Georg Wilhelm Friedrich Hegel distinguiu três tipos de história: a dos participantes ou testemunhas contemporâneas; uma história reconstruída em torno de um tema, possivelmente, mas não necessariamente arbitrário; e, finalmente, a história vista como a progressão da Ideia, como a realização do Absoluto.

A história da teoria francesa que proponho aqui pode ser apreendida de todas as três perspectivas. Se, para o Absoluto Hegeliano, alguém substituir a evolução do capitalismo, então gradualmente ficará claro como o surgimento da teoria francesa na década de 1940 e sua exaustão gradual no período neoliberal podem ser vistos como uma expressão da resposta intelectual exclusivamente nacional a essa trajetória mais fundamental.

Quanto à construção de uma história em termos de um tema, e um certamente em questão ao longo de todo esse período, as palestras colocam em primeiro plano a relação da produção da teoria com o marxismo e as soluções variadas de alternativas principalmente linguísticas para uma leitura marxista incompleta das situações então atuais. Essa versão também poderia ser expressa como a construção de tantos idealismos diante de um materialismo filosoficamente insatisfatório, ou mesmo o inverso.

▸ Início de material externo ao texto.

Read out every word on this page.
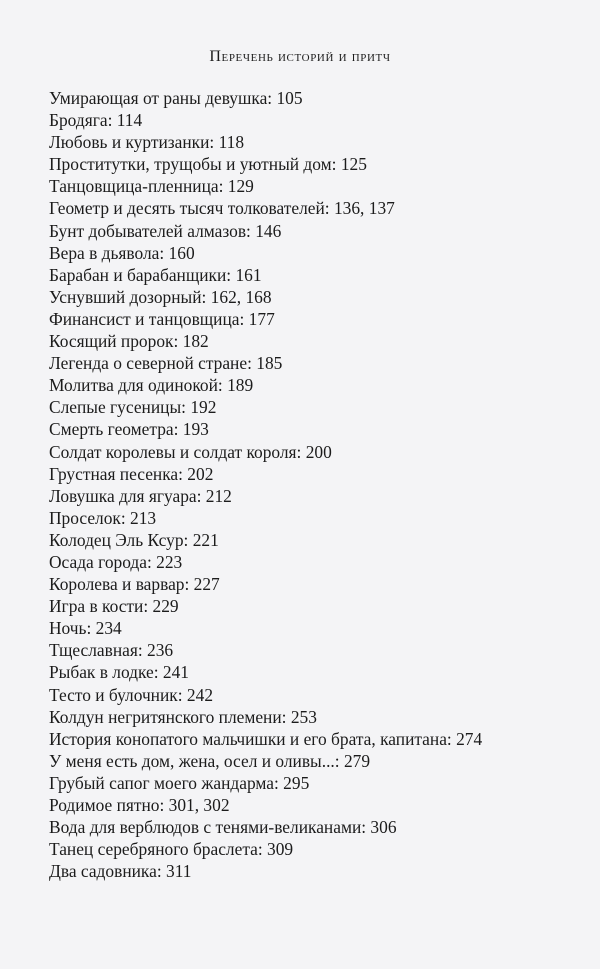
Перечень историй и притч
Умирающая от раны девушка: 105
Бродяга: 114
Любовь и куртизанки: 118
Проститутки, трущобы и уютный дом: 125
Танцовщица-пленница: 129
Геометр и десять тысяч толкователей: 136, 137
Бунт добывателей алмазов: 146
Вера в дьявола: 160
Барабан и барабанщики: 161
Уснувший дозорный: 162, 168
Финансист и танцовщица: 177
Косящий пророк: 182
Легенда о северной стране: 185
Молитва для одинокой: 189
Слепые гусеницы: 192
Смерть геометра: 193
Солдат королевы и солдат короля: 200
Грустная песенка: 202
Ловушка для ягуара: 212
Проселок: 213
Колодец Эль Ксур: 221
Осада города: 223
Королева и варвар: 227
Игра в кости: 229
Ночь: 234
Тщеславная: 236
Рыбак в лодке: 241
Тесто и булочник: 242
Колдун негритянского племени: 253
История конопатого мальчишки и его брата, капитана: 274
У меня есть дом, жена, осел и оливы...: 279
Грубый сапог моего жандарма: 295
Родимое пятно: 301, 302
Вода для верблюдов с тенями-великанами: 306
Танец серебряного браслета: 309
Два садовника: 311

Em terceiro lugar, e é isso que quero primeiro ressaltar, o livro pode ser apreendido em suas dimensões autobiográficas, como o relato de uma testemunha e participante ocasional. Há, portanto, pelo menos três histórias a serem contadas aqui. O primeiro é o da produtividade de uma estrutura ou problemática marxista. Então os próprios textos demandam periodização e reconstrução em um contexto autoral e também temático mais geral.

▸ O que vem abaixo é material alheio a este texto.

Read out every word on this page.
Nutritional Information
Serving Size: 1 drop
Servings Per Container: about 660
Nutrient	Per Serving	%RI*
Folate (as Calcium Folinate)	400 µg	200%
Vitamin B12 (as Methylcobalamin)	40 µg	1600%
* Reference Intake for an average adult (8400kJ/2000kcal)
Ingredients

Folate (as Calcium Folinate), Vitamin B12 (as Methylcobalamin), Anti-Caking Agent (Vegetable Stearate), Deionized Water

Finalmente, há minha própria participação (muito mediada) em um período que vai da libertação de Paris em 1944 até os anos 1980 ou 1990, ou em outras palavras, à desmarxificação da vida intelectual francesa, à subsunção da França à União Europeia e à primazia gradual de uma agenda econômica neoliberal ou de privatização e austeridade.

Diálogos com o marxismo

Descobri meu próprio profundo reconhecimento do espírito do existencialismo sartreano pela primeira vez em contato com o romancista Georges Auclair, no Haverford College, e René Girard, depois em Bryn Mawr. Eu me entrego a lembrar da minha excitação intelectual ao desempacotar aquela primeira remessa da França dos grandes volumes novos e não cortados de Saint Genet e L'Etre et le néant na sala de estar da casa da minha família em Haddon Heights, Nova Jersey, no início dos anos 1950.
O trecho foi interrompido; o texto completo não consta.